– Вот и мой тако же заявил. Да ещё и вслух. Ой, Платончик, что ж за жизнь-то настала такая? Раз только муж высказался, что, мол, грязь одна на этих мессах, и он туда ни ногой. И что ты думаешь?
– Что? – заинтригованно переспросил Платон.
– И месяца не прошло, как выяснилось, что клеветал мой Авдеюшка на Василевса батюшку, а паче того, отравить его хотел. Ты подумай только! – она энергично махнула налитым стаканом, умудрившись не разлить ни капли. – Это Авдей-то? Да он не то, что отраву, взвар себе запарить не умеет. Но нет, нашлись и свидетели и винователи.

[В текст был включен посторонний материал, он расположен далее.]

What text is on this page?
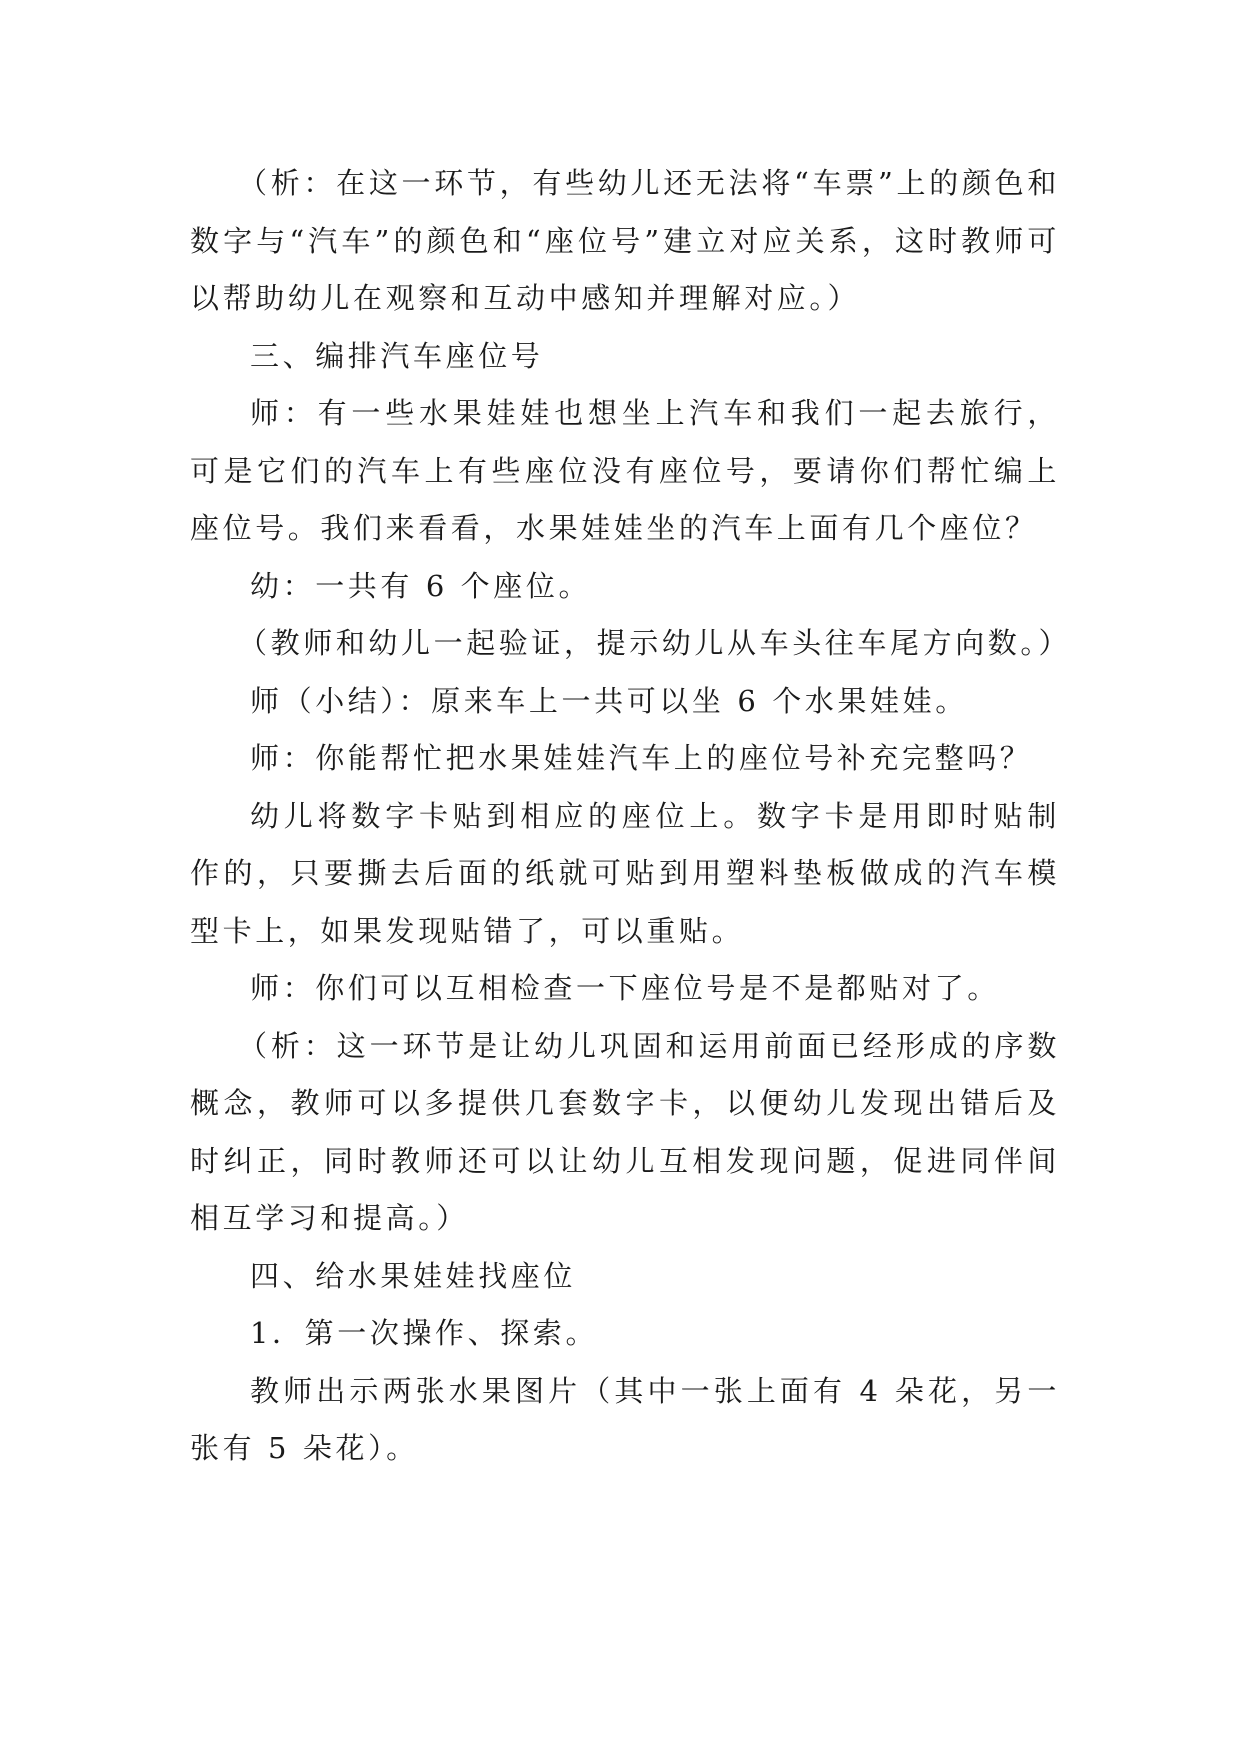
（析：在这一环节，有些幼儿还无法将“车票”上的颜色和数字与“汽车”的颜色和“座位号”建立对应关系，这时教师可以帮助幼儿在观察和互动中感知并理解对应。）

三、编排汽车座位号

师：有一些水果娃娃也想坐上汽车和我们一起去旅行，可是它们的汽车上有些座位没有座位号，要请你们帮忙编上座位号。我们来看看，水果娃娃坐的汽车上面有几个座位？

幼：一共有 6 个座位。

（教师和幼儿一起验证，提示幼儿从车头往车尾方向数。）

师（小结）：原来车上一共可以坐 6 个水果娃娃。

师：你能帮忙把水果娃娃汽车上的座位号补充完整吗？

幼儿将数字卡贴到相应的座位上。数字卡是用即时贴制作的，只要撕去后面的纸就可贴到用塑料垫板做成的汽车模型卡上，如果发现贴错了，可以重贴。

师：你们可以互相检查一下座位号是不是都贴对了。

（析：这一环节是让幼儿巩固和运用前面已经形成的序数概念，教师可以多提供几套数字卡，以便幼儿发现出错后及时纠正，同时教师还可以让幼儿互相发现问题，促进同伴间相互学习和提高。）

四、给水果娃娃找座位

1．第一次操作、探索。

教师出示两张水果图片（其中一张上面有 4 朵花，另一张有 5 朵花）。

Женщина выпила, смахнула слезу, одним ловким движением налила себе ещё и вопросительно посмотрела на Платона. Тот машинально отхлебнул из стакана. Вино оказалось кисло-сладким на вкус, чуть терпким. Молодой человек в два глотка осушил свою порцию и спросил:
– А дальше что?
– Ой… – женщина поставила локти на стол, облокотила подбородок на сведённые ладони и невнятно предложила. – Ты наливай ещё, наливай. Это доброе вино, ещё от хозяина осталось.
Когда в стаканах заиграла новая порция, Фёкла Марковна взяла свой в руку и, глядя на собеседника сквозь красный фильтр налитого вина, продолжила.
– Авдеюшка жизнью своей за грех ответил. А мы… – она сделала большой глоток. – Говорит мне кардинал. Ведомо ли тебе, глупая баба, что за грехи главы вся семья в ответе, ибо семья есть единое существо со многими телами. Вот что мне было делать? Что!?
Она уронила голову на руки и минуту тихо всхлипывала. Платон залпом выпил вино, протянул руку и погладил несчастную по волосам.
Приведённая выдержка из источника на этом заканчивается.